Sickle cell disease is a group of disorders of which sickle cell anemia is the most severe. Sickle cell anemia is an autosomal recessive disorder that is caused due to a genetic mutation where the amino acid valine replaces glutamic acid to cause an abnormal form of hemoglobin within the red blood cells. “The resulting substitution of the hydrophilic amino acid glutamic acid at the sixth position by the hydrophobic amino acid valine leads to the production of hemoglobin S (HbS)” (Wun & Brunson, 2016, p. 640). When deoxygenation and dehydration occur, the red blood cell changes its shape into an elongated crescent (sickle) shape which can lead to a variety of consequences (McCance et al., 2013). Vascular occlusion, organ infarction, and pain are among the complications caused by this disorder. According to McCance et al. (2013) “sickling is an occasional, intermittent phenomenon” (p. 1065) and can be triggered by hypoxemia, a decreased pH, an increase in plasma osmolality, a decrease in plasma volume, or a low temperature. If the sickled red blood cells are not reoxygenated and rehydrated appropriately, irreversible plasma membrane damage may occur which leads to irreversible sickling.

Clinical manifestations of sickle cell anemia include the typical signs of hemolytic anemia – “pallor, fatigue, jaundice, and irritability” (McCance et al., 2013, p. 1066) and are sometimes accompanied by an acute manifestation or crises. There are four types of crises that can be triggered by extensive sickling: vaso-occlusive crisis, aplastic crisis, sequestration crisis, or hyperhemolytic crisis (McCance et al., 2013). Vaso-occlusive crisis is when sickling occurs in microcirculation and obstructs blood flow, causing vasospasm, and can lead to painful swelling of the hands and feet, priapism, severe abdominal pain, and even stroke (McCance et al., 2013). Aplastic crisis typically occurs as a result of a viral infection. Parvovirus B19 is a virus that almost always causes a person with sickle cell anemia to go into an aplastic crisis and causes the production of red blood cells to be shut down temporarily, which leads to a severe hemoglobin drop. Sequestration crisis occurs when blood becomes pooled in the liver/spleen and can lead to death if not treated with hydration and a blood transfusion. Treatment for recurrences of this crisis is the removal of the spleen after the age of 5. Hyperhemolytic crisis is characterized by red blood cell destruction at an accelerated rate, and symptoms include anemia, jaundice, and reticulocytosis.

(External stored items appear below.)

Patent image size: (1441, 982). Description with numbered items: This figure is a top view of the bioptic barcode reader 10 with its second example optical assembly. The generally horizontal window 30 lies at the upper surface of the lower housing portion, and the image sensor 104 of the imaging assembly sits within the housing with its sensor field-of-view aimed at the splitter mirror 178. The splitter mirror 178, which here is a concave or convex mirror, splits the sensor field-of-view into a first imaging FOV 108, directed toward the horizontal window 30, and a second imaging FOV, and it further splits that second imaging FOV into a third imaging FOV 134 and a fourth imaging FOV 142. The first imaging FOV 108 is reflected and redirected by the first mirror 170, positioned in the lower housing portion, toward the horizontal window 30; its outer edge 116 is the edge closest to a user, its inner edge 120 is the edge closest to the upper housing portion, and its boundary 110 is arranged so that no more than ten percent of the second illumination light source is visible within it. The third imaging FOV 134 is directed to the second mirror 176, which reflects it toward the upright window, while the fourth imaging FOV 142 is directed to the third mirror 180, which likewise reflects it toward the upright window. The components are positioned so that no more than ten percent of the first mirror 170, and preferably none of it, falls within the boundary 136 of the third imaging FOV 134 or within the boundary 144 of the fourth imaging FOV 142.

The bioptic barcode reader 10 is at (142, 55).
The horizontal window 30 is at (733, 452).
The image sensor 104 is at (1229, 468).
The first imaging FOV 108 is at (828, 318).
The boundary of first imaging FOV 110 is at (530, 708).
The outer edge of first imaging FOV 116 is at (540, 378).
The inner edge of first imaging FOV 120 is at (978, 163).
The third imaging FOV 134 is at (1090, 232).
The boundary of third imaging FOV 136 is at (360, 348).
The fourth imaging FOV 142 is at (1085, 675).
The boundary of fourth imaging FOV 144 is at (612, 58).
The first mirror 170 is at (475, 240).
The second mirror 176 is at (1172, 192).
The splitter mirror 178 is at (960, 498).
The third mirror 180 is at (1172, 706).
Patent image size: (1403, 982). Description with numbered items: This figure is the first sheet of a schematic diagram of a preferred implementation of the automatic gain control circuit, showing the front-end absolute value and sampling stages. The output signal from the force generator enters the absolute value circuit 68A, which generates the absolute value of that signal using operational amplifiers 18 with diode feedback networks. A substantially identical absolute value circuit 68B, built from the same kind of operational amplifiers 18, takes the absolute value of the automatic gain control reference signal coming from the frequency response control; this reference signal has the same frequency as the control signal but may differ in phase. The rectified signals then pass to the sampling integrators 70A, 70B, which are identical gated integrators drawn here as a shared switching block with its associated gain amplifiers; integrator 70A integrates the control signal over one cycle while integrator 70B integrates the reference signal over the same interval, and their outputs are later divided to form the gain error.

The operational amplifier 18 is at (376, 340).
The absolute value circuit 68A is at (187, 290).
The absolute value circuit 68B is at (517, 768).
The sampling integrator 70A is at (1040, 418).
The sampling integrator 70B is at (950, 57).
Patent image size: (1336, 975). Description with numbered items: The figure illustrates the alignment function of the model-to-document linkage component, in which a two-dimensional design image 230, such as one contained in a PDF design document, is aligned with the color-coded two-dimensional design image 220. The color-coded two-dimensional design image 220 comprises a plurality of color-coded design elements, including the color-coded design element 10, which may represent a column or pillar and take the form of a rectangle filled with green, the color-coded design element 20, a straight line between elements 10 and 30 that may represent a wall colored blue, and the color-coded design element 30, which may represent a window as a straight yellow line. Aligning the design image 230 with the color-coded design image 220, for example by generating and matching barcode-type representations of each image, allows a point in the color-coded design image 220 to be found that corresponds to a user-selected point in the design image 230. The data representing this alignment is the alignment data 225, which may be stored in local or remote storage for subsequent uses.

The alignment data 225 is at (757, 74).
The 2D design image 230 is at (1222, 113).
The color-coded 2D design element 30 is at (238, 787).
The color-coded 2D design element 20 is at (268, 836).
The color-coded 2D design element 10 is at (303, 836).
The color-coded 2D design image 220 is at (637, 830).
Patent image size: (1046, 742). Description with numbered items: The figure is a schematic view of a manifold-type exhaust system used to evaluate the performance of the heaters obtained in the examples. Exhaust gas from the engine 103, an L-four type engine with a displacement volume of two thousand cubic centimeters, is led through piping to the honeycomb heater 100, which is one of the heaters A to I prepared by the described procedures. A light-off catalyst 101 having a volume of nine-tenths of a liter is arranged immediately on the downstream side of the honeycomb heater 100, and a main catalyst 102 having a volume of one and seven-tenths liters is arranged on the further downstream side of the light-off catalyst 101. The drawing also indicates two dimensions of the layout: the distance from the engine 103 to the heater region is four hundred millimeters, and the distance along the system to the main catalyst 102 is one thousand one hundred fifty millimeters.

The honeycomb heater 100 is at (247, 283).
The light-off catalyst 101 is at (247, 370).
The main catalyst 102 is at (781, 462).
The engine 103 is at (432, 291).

Supportive care, which is aimed at the avoidance of these crises, is one of the key factors in the treatment and management of sickle cell disease. “Crises can be prevented by avoiding fever, infection, acidosis, dehydration, constricting clothes, and exposure to cold” (McCance et al., 2013, p. 1068). Additionally, it is recommended that all routine childhood immunizations, along with the pneumococcal and meningococcal vaccine series, and an annual influenza vaccine be given to all patients with a sickle cell disease.

For this patient, it is important to ensure that she understands the severity of her disease and how to avoid going into a sickle cell crisis, as well as the potentially life-threatening consequences if she’s not careful.